肺がん発症の高リスク要因

  臨床的には.肺がん患者の多くは自覚症状がなく.日常の健康診断の際に肺がんが発見されることが多く.肺がんの初期症状は他の肺疾患と似ているため.肺がんの治療が遅れることもあるそうです。ハイリスクグループの中でも.肺がんの症状が疑われる場合は.できるだけ早く医療機関を受診し.胸部X線検査.喀痰によるがん細胞の発見.気管支鏡検査.胸部CT.経皮肺穿刺など.必要な検査を医師の指示に従い行う必要があります。一度では調べられないこともあるので.はっきりするまで繰り返し検査することが必要です。どのような人が肺がんの危険因子が高く.頻繁に健康診断やX線検査を受ける必要があるのでしょうか?  現代科学では.肺がんの患者さんは.次のような要因で肺がんになる危険性が高いことが分かっています。1. 喫煙。各国の多くの調査データによると.肺がんの原因は紙の喫煙と密接な関係があります。
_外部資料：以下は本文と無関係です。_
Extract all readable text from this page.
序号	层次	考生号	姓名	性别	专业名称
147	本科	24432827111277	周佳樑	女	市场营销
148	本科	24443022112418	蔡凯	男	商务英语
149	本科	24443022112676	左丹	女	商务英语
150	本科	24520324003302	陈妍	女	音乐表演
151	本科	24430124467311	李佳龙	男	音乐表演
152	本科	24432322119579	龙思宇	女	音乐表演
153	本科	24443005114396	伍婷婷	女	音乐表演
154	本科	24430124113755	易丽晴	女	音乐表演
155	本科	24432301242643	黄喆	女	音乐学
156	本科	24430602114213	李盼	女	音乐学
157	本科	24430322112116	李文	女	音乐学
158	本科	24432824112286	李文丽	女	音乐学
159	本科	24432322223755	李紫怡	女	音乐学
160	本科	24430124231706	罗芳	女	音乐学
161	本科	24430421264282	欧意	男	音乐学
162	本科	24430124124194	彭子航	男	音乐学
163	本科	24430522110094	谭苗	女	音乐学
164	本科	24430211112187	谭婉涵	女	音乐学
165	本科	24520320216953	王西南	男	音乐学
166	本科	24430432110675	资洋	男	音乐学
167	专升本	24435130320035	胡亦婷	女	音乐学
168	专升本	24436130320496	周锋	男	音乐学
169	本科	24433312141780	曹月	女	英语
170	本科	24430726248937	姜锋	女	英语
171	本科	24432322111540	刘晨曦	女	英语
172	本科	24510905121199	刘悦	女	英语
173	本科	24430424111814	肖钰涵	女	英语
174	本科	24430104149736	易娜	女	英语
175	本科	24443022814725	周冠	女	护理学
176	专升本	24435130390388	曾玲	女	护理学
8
肺がんの発生率の増加は.紙巻きたばこの販売量の増加と平行した関係にある。紙巻きタバコには.ベンゾ(a)ピレンなどの発がん性物質が多く含まれています。実験動物で紙巻きたばこの煙を吸入したり.タールを塗布したりすると.呼吸器がんや皮膚がんが誘発される。肺がんの発生率は.喫煙習慣のある人は非喫煙者の10倍.ヘビースモーカーではさらに高く.20倍といわれています。今世紀末.西欧諸国では女性喫煙者の増加に伴い.女性患者の肺がん罹患率が著しく上昇している。臨床的に診断された肺がん患者のうち.1日20本以上のタバコを30年以上吸っていた人が80%以上を占めている。この20〜30年.中国の喫煙事情は非常に深刻で.3億人近くが喫煙の習慣を持っている。北京.天津.上海などの大都市では.成人男性の喫煙率が50%近く.女性の5%近く.喫煙する若者の数も多い。長期間の喫煙は.気管支粘膜上皮細胞の増殖.扁平上皮の成長.扁平上皮癌や未分化小細胞癌を誘発する可能性があります。非喫煙者でも肺癌になることはありますが.腺癌が多くみられます。国内の研究では.喫煙指数(1日に吸うタバコの本数に喫煙年数をかけたもの)が400以上の人や.45歳以上で1日に20本以上吸う人は.肺がんのリスクが高いと考えられると結論づけているものもあります。  2. 職業的な要因 1930年代.ヨーロッパのシュネーベルグ鉱山で肺がんが多発したことが文献で報告された。長年の研究の結果.ウラン.ラジウムおよびその誘導体などの放射性物質.発がん性炭化水素.ヒ素.クロム.ニッケル.銅.スズ.鉄.コールタール.アスファルト.石油.石綿.マスタードガスなどに長期間さらされると肺がん.主に扁平上皮がんや未分化小細胞がんを誘発すると認識されるに至っている。職業環境において.上記の発がん性物質や煙にさらされた場合.肺がんのリスクはさらに高まります。  3. 大気汚染。肺癌の発生率は工業先進国で高く.農村部より都市部で高く.住宅地より工場や鉱山で高い。これは主に工業・交通先進地域における石油.石炭.内燃機関の燃焼によるベンゾピレン発癌性炭化水素.アスファルト高速道路ダストなどの有害物質による大気汚染によるものである。調査資料によると.大気中のベンゾ(a)ピレン濃度が高い地域で肺がんの発生率が高くなることが分かっています。大気汚染と紙巻きタバコは互いに促進し合い.肺がん発生に相乗的な役割を果たしている可能性がある。  4.電離放射線。放射線環境下でラドンやその娘に暴露された鉱山労働者は.肺がんのリスクが増加する。  5. 結核.珪肺症.じん肺などの慢性肺疾患は.肺癌と共存することがある。このような場合のがんの発生率は.健常者よりも高くなります。また.肺気管支の慢性炎症.肺繊維瘢痕病変は治癒過程で扁平上皮の化学変化や過形成を起こし.これを基盤として癌に発展するケースもある。  6.家系的な遺伝.免疫機能の低下.代謝活性.内分泌機能障害などの内在的な要因も.肺癌の発生を促進する役割を果たすと考えられる。